On Supervillains

In the pub on Saturday night, the conversation turned, as it inevitably does, from buying houses to evil geniuses taking over the world[1]. I've been thinking about Supervillains, and there's some overlap between the two. Lex Luthor and Ernst Stavro Blofeld, for example, occupy such similar niches that if they existed in the same world, they would inevitably come into conflict.

The question came up as to why one would take over the world. It's a fair question. If your ambition is simply to take over the world, what then? Give it back and try again? Trying to take over the world for the sake of ruling the world is crazy, and, worse still, one dimensional characterisation which is not conducive to story generation. One might wish to simply have one's enemies[2] bow down before you, or one might be unnaturally driven to conquer[3], but in most cases the drive to rule the world would be the desire to remake the world so it better reflects the desires of the ruler.

In which case, why take over the world? Seriously. Running the world is a lot of work, and taking it over sets a bad precedent; once it's proven to be possible everyone will be at. Also, and trivially, you can't go down the pub boasting about it (as I pointed out). Aren't they supposed to be a genius[4]? Isn't there a better way to change the world? Isn't more efficent, more effective to set up the conditions so other people do the hard work of changing the world? A genius should be able to influence those who's ideology is useful to them; make other people want to change the world.

To which I add that this is the 21st century. If there were supervillains with high technology, wouldn't details leak onto the internet?
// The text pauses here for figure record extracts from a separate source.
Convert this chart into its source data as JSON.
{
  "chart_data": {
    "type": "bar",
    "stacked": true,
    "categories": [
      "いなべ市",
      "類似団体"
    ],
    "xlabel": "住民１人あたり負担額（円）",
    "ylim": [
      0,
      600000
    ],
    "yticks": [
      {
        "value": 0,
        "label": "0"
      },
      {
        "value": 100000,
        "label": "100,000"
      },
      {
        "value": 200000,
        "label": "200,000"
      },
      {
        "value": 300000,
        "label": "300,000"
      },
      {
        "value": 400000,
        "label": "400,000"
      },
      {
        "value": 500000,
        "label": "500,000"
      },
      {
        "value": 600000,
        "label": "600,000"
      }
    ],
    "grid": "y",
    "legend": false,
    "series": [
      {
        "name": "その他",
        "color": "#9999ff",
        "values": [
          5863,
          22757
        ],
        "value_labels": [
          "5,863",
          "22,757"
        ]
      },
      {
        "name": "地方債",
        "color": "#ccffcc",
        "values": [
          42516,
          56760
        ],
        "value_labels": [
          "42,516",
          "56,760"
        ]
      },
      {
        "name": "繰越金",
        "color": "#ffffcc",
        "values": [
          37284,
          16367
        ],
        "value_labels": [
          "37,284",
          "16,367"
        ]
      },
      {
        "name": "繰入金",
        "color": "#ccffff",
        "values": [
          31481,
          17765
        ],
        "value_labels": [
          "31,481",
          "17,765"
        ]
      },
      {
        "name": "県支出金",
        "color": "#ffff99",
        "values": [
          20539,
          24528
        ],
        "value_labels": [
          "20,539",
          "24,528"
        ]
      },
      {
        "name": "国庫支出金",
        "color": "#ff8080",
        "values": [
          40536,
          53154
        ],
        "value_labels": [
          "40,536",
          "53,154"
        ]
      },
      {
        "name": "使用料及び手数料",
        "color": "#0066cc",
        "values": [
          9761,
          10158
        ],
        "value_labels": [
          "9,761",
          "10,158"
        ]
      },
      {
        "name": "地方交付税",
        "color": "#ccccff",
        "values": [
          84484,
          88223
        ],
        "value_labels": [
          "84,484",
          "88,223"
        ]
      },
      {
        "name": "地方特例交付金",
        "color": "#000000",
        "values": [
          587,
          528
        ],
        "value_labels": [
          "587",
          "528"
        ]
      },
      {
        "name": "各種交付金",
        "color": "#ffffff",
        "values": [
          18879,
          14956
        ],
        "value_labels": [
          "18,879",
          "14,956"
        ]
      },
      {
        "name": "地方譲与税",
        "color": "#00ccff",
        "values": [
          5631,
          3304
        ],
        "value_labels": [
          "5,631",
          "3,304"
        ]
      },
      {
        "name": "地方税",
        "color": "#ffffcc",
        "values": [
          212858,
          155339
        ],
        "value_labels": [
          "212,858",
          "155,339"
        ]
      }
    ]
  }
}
College students would download templates for making nanofabricators. Criminals would build stealth suits and impenetrable armour. Terrorists would be getting blueprints on plasma guns. Obviously, this would be illegal and the government(s) would crack down on...

Well hello! Open-source supervillainy aimed at polarising society. Forcing the government to become repressive. Limiting advanced medical technology because it can be used for bio-terrorism[5]. Destroying server banks that are upgrading themselves to AI status. Confiscating laptops and pendrives with illegal body upgrade templates. Burning city blocks to destroy unlicensed nanofabricators.
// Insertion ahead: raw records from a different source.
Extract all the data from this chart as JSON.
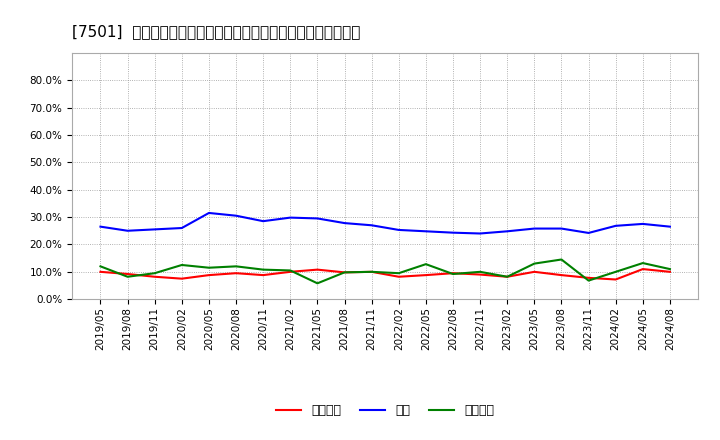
{
  "title": "[7501]  売上債権、在庫、買入債務の総資産に対する比率の推移",
  "x_labels": [
    "2019/05",
    "2019/08",
    "2019/11",
    "2020/02",
    "2020/05",
    "2020/08",
    "2020/11",
    "2021/02",
    "2021/05",
    "2021/08",
    "2021/11",
    "2022/02",
    "2022/05",
    "2022/08",
    "2022/11",
    "2023/02",
    "2023/05",
    "2023/08",
    "2023/11",
    "2024/02",
    "2024/05",
    "2024/08"
  ],
  "uriage_saiken": [
    0.1,
    0.092,
    0.082,
    0.075,
    0.088,
    0.095,
    0.088,
    0.1,
    0.108,
    0.098,
    0.1,
    0.082,
    0.088,
    0.095,
    0.09,
    0.082,
    0.1,
    0.088,
    0.078,
    0.072,
    0.11,
    0.1
  ],
  "zaiko": [
    0.265,
    0.25,
    0.255,
    0.26,
    0.315,
    0.305,
    0.285,
    0.298,
    0.295,
    0.278,
    0.27,
    0.253,
    0.248,
    0.243,
    0.24,
    0.248,
    0.258,
    0.258,
    0.242,
    0.268,
    0.275,
    0.265
  ],
  "kainyu_saimu": [
    0.12,
    0.082,
    0.095,
    0.125,
    0.115,
    0.12,
    0.108,
    0.105,
    0.058,
    0.098,
    0.1,
    0.095,
    0.128,
    0.092,
    0.1,
    0.082,
    0.13,
    0.145,
    0.068,
    0.1,
    0.132,
    0.11
  ],
  "line_colors": [
    "#ff0000",
    "#0000ff",
    "#008000"
  ],
  "legend_labels": [
    "売上債権",
    "在庫",
    "買入債務"
  ],
  "ylim": [
    0.0,
    0.9
  ],
  "yticks": [
    0.0,
    0.1,
    0.2,
    0.3,
    0.4,
    0.5,
    0.6,
    0.7,
    0.8
  ],
  "background_color": "#ffffff",
  "plot_bg_color": "#ffffff",
  "grid_color": "#999999",
  "title_fontsize": 11,
  "tick_fontsize": 7.5,
  "legend_fontsize": 9
}
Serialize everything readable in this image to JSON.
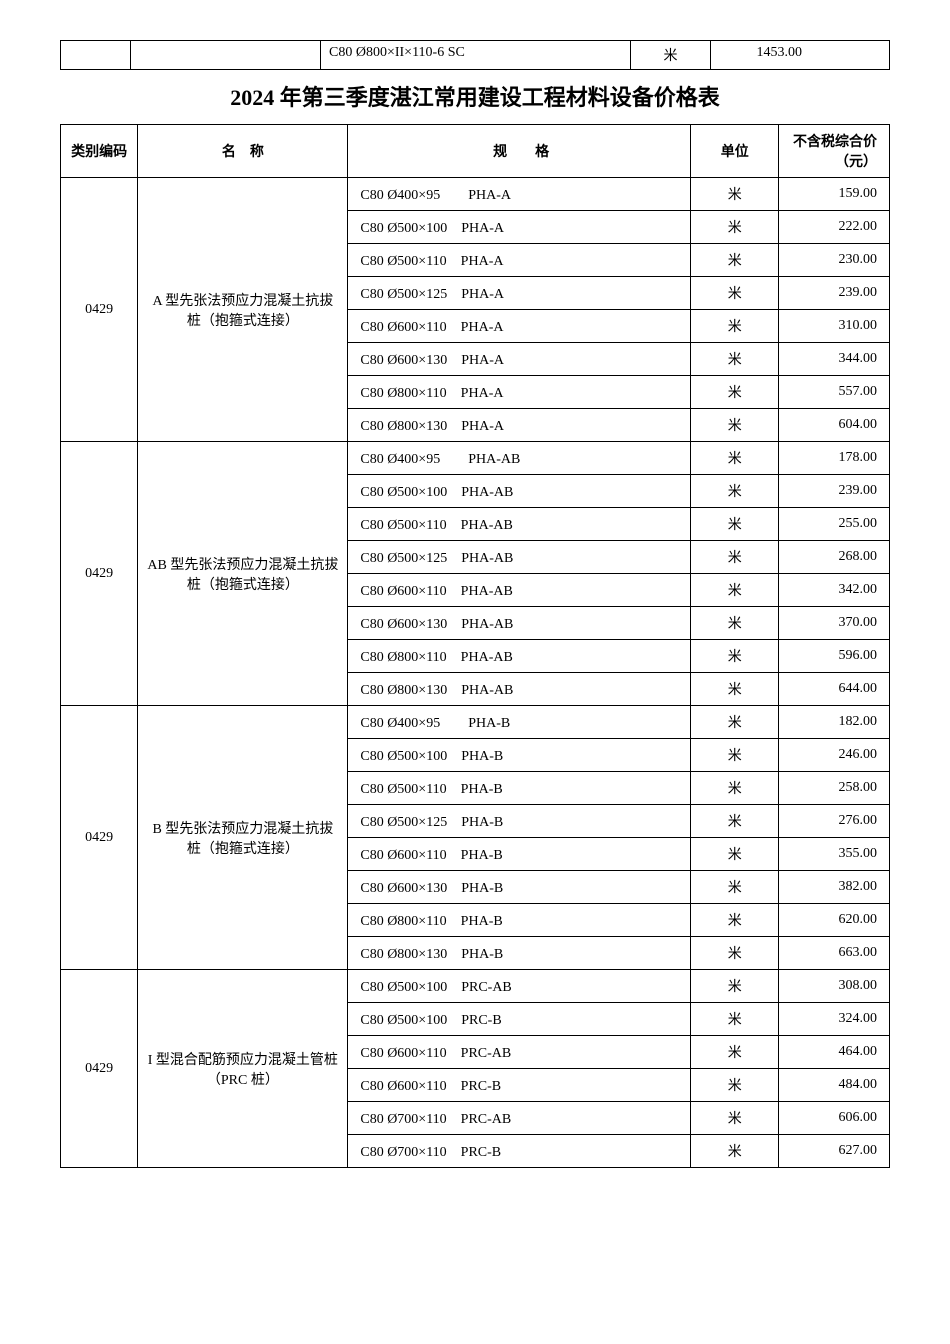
{
  "top_row": {
    "spec": "C80    Ø800×II×110-6 SC",
    "unit": "米",
    "price": "1453.00"
  },
  "title": "2024 年第三季度湛江常用建设工程材料设备价格表",
  "headers": {
    "code": "类别编码",
    "name": "名　称",
    "spec": "规　　格",
    "unit": "单位",
    "price": "不含税综合价（元）"
  },
  "groups": [
    {
      "code": "0429",
      "name": "A 型先张法预应力混凝土抗拔桩（抱箍式连接）",
      "rows": [
        {
          "spec": "C80 Ø400×95　　PHA-A",
          "unit": "米",
          "price": "159.00"
        },
        {
          "spec": "C80 Ø500×100　PHA-A",
          "unit": "米",
          "price": "222.00"
        },
        {
          "spec": "C80 Ø500×110　PHA-A",
          "unit": "米",
          "price": "230.00"
        },
        {
          "spec": "C80 Ø500×125　PHA-A",
          "unit": "米",
          "price": "239.00"
        },
        {
          "spec": "C80 Ø600×110　PHA-A",
          "unit": "米",
          "price": "310.00"
        },
        {
          "spec": "C80 Ø600×130　PHA-A",
          "unit": "米",
          "price": "344.00"
        },
        {
          "spec": "C80 Ø800×110　PHA-A",
          "unit": "米",
          "price": "557.00"
        },
        {
          "spec": "C80 Ø800×130　PHA-A",
          "unit": "米",
          "price": "604.00"
        }
      ]
    },
    {
      "code": "0429",
      "name": "AB 型先张法预应力混凝土抗拔桩（抱箍式连接）",
      "rows": [
        {
          "spec": "C80 Ø400×95　　PHA-AB",
          "unit": "米",
          "price": "178.00"
        },
        {
          "spec": "C80 Ø500×100　PHA-AB",
          "unit": "米",
          "price": "239.00"
        },
        {
          "spec": "C80 Ø500×110　PHA-AB",
          "unit": "米",
          "price": "255.00"
        },
        {
          "spec": "C80 Ø500×125　PHA-AB",
          "unit": "米",
          "price": "268.00"
        },
        {
          "spec": "C80 Ø600×110　PHA-AB",
          "unit": "米",
          "price": "342.00"
        },
        {
          "spec": "C80 Ø600×130　PHA-AB",
          "unit": "米",
          "price": "370.00"
        },
        {
          "spec": "C80 Ø800×110　PHA-AB",
          "unit": "米",
          "price": "596.00"
        },
        {
          "spec": "C80 Ø800×130　PHA-AB",
          "unit": "米",
          "price": "644.00"
        }
      ]
    },
    {
      "code": "0429",
      "name": "B 型先张法预应力混凝土抗拔桩（抱箍式连接）",
      "rows": [
        {
          "spec": "C80 Ø400×95　　PHA-B",
          "unit": "米",
          "price": "182.00"
        },
        {
          "spec": "C80 Ø500×100　PHA-B",
          "unit": "米",
          "price": "246.00"
        },
        {
          "spec": "C80 Ø500×110　PHA-B",
          "unit": "米",
          "price": "258.00"
        },
        {
          "spec": "C80 Ø500×125　PHA-B",
          "unit": "米",
          "price": "276.00"
        },
        {
          "spec": "C80 Ø600×110　PHA-B",
          "unit": "米",
          "price": "355.00"
        },
        {
          "spec": "C80 Ø600×130　PHA-B",
          "unit": "米",
          "price": "382.00"
        },
        {
          "spec": "C80 Ø800×110　PHA-B",
          "unit": "米",
          "price": "620.00"
        },
        {
          "spec": "C80 Ø800×130　PHA-B",
          "unit": "米",
          "price": "663.00"
        }
      ]
    },
    {
      "code": "0429",
      "name": "I 型混合配筋预应力混凝土管桩（PRC 桩）",
      "rows": [
        {
          "spec": "C80 Ø500×100　PRC-AB",
          "unit": "米",
          "price": "308.00"
        },
        {
          "spec": "C80 Ø500×100　PRC-B",
          "unit": "米",
          "price": "324.00"
        },
        {
          "spec": "C80 Ø600×110　PRC-AB",
          "unit": "米",
          "price": "464.00"
        },
        {
          "spec": "C80 Ø600×110　PRC-B",
          "unit": "米",
          "price": "484.00"
        },
        {
          "spec": "C80 Ø700×110　PRC-AB",
          "unit": "米",
          "price": "606.00"
        },
        {
          "spec": "C80 Ø700×110　PRC-B",
          "unit": "米",
          "price": "627.00"
        }
      ]
    }
  ]
}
And then someone offers an alternative.

You know, there's a story there. And by some coincidence I'm writing it.

To be continued...


[1] Via the Kingsway Tunnels being for sale in London, subterranean hotels and secret bunkers.
[2] The teacher who said you'd never amount to anything, that bully who mocked your glasses, the cool kids who laughed at you behind your back, the review board who said your experiments were unethical and you were mad, mad!, your ex- who, well, is your ex- and that guy who nearly ran you over this morning; you know, the enemies who will regret it when I RULE THE WORLD! NOT LAUGHING NOW ARE YOU? Ahem.
[3] I note that this is the motivation chosen by Austin Grossman for his novel Soon I Will Be Invincible.
[4] Jim's suggestion of putting the pub in your secret bunker is brilliant, but too flawed for him to qualify as an evil genius.
[5] I note for your attention the following technical name for one misuse of a medical fabricator: Vampire Transform.

Comments

Anonymous said…
I want to read this when you finish writing it!
Neil Willcox said…
I'm not so cruel as to start here and not make it available when it's done. I need to take the time to translate some of my cryptic notes ("Nazi War Tripods"? "A Pain In The Neck"? "Piran-Ha"?) into proper English.

If it takes another month, there's another half to this essay sitting in drafts to fill in the gap.